I find it a little absurd and obscene that Apple users will have to code free software projects for the sole purpose of satisfying basic user needs such as creating a bootable ISO. At some point it makes sense to leave the abusive relationship with apple and switch to an FOSS OS.
Apple have a command line tool (createinstallmedia) for creating installable disk images, this is just a nice GUI for it.
As for why hackers use MacOS, eh, it’s just a tool. It does some things better than Linux or Windows, and some things worse. It’s UNIX abilities are pretty decent. At this point operating systems are sufficiently advanced tha I don’t know why we’re arguing about them, from a technical perspective. From a OSS Vs proprietary tech I get it
Actually you don't need any third party software to do this, Apple does provide a way of doing it, and if you have a look at the code of this program, it seems to be just a wrapper of this functionality: https://support.apple.com/en-us/HT201372
I'm curious; what user need is there to create ISO's vs the current way updates are distributed?
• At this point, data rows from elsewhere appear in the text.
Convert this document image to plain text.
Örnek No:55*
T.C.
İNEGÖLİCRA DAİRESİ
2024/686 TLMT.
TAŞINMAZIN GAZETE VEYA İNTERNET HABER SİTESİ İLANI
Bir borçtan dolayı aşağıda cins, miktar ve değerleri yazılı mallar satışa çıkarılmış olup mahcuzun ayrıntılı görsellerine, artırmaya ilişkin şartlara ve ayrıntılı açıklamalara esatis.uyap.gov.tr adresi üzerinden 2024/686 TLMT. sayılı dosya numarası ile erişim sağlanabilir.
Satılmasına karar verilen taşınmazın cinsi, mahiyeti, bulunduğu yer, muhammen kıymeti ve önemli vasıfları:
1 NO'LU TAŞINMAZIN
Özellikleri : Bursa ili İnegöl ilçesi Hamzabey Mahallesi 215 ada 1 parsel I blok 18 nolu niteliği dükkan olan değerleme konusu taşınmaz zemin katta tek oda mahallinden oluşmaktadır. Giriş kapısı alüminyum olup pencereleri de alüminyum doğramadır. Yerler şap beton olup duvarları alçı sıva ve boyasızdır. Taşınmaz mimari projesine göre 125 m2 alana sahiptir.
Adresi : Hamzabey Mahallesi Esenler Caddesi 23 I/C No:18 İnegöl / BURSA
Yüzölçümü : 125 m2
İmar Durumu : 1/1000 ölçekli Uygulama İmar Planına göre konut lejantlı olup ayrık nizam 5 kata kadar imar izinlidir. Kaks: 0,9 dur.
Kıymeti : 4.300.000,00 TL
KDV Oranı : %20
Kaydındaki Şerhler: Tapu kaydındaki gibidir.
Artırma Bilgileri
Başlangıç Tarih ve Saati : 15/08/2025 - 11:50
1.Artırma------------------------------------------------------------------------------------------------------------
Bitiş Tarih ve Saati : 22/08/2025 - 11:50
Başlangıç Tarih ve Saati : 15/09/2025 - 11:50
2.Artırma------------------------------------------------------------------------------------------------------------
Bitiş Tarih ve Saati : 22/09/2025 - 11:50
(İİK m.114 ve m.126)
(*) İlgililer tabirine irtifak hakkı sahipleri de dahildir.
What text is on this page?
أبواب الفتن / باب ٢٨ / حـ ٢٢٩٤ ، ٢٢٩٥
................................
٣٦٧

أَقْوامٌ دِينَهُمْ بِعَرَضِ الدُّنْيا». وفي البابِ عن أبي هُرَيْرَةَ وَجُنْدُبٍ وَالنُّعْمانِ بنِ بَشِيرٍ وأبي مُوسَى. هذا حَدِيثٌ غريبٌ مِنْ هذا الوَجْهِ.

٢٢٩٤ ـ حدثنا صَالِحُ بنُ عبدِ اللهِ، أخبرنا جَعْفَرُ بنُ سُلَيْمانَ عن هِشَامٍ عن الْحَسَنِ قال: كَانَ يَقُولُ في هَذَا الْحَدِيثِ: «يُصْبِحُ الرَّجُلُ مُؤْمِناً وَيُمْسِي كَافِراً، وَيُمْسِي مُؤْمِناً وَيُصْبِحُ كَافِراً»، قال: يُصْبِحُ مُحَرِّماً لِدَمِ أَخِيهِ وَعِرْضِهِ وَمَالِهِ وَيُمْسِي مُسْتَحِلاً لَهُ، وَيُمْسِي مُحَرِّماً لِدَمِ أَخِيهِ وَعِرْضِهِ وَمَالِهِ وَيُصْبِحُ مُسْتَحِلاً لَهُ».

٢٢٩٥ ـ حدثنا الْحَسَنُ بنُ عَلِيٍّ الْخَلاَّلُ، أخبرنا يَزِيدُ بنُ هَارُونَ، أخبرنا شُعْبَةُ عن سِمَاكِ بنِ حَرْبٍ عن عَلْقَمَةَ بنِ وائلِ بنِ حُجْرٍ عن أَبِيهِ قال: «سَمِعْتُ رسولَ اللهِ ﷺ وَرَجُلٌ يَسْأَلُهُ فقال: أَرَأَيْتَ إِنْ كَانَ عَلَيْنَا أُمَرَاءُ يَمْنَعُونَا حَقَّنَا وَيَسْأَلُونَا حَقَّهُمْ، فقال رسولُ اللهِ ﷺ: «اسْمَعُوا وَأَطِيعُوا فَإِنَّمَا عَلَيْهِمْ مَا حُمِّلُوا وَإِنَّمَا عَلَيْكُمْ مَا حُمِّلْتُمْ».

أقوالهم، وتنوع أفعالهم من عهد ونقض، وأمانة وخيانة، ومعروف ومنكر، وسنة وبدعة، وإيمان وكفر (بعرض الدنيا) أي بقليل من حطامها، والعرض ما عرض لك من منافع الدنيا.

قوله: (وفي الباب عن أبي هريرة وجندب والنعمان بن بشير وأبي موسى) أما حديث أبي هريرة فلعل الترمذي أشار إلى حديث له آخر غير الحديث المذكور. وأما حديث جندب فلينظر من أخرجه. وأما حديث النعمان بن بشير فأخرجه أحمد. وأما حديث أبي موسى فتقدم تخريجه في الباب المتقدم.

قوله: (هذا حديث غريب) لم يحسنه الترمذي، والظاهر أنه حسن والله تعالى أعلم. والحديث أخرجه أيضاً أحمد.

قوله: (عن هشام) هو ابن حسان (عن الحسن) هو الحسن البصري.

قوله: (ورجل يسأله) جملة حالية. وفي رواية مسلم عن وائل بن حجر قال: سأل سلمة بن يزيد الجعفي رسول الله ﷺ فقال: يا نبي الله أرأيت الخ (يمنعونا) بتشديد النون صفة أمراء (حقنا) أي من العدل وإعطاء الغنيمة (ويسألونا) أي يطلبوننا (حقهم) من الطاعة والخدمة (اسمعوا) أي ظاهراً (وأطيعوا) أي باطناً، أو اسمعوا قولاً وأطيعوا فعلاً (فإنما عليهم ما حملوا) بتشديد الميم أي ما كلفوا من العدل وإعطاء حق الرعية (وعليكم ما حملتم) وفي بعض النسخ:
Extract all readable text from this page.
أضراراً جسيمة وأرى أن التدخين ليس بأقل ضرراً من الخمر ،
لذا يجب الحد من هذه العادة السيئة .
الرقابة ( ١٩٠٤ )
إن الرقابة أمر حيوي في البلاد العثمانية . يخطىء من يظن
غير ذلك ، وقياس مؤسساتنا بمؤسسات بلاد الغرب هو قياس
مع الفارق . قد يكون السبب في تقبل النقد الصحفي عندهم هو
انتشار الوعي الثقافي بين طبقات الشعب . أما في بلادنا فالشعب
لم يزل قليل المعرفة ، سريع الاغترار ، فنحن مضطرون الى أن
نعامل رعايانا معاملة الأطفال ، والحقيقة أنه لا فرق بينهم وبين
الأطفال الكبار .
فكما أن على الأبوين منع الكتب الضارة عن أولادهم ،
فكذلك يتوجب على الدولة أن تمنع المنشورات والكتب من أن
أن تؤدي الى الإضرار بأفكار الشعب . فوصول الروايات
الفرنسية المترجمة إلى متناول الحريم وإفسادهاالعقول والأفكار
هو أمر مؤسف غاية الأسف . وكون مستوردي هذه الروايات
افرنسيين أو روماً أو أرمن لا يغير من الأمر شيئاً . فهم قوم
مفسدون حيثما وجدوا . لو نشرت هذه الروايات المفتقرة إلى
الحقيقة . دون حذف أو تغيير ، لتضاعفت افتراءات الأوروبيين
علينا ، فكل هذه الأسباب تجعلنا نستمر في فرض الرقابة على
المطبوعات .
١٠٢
I can think of a small handful of corner cases (making iso's for e.g. virtualbox, whose OSX support is extremely minimal), but nothing that most users, or even developers, would run into on a day-to-day basis.
Sometimes you need to do a fresh install of a particular version, eg I had to install Mavericks for a guy for Pro Tools 11. It’s also a good way to install onto fresh media or do a clean install, or repair macs.
Maybe to replace the hard drive or fresh install. Or want a backup to return to after testing out a linux install which might fail.
Upvoted. I will never understand why hackers use OSX in the numbers they do.